I found a good deal on this one and considering it for my late 2013 iMac. But this iMac only has thunderbolt and USB 3.0. 

This SSD use USB 3.1.

I know basically nothing about computers, will I be able to use this on my late iMac while keeping the SSD speed?


----------



## MHP (Mar 3, 2019)

Mason said:


> I found a good deal on this one and considering it for my late 2013 iMac. But this iMac only has thunderbolt and USB 3.0.
> 
> This SSD use USB 3.1.
> 
> I know basically nothing about computers, will I be able to use this on my late iMac while keeping the SSD speed?

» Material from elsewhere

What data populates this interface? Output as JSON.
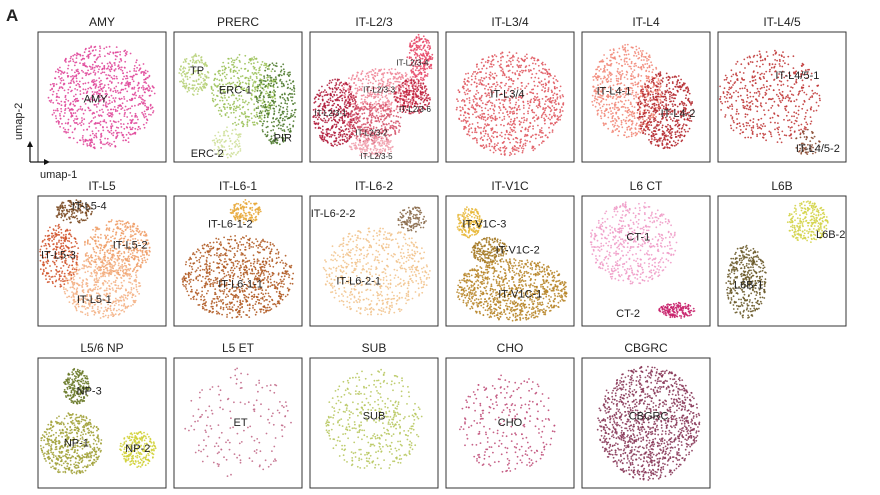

I run the Samsung T5 External SSD 500GB with my Mac Mini (Late 2012) over USB 3.0 and it works fine. Read/Write speeds are >400MB/sec (only around 15% slower than my internal SSD).
Be careful with the choice of the file system for initial formatting of the drive. I would still prefer the older HFS+ instead of APFS.


----------



## Mason (Mar 3, 2019)

MHP said:


> I run the Samsung T5 External SSD 500GB with my Mac Mini (Late 2012) over USB 3.0 and it works fine. Read/Write speeds are >400MB/sec (only around 15% slower than my internal SSD).
> Be careful with the choice of the file system for initial formatting of the drive. I would still prefer the older HFS+ instead of APFS.



Thanks, all I needed to know


----------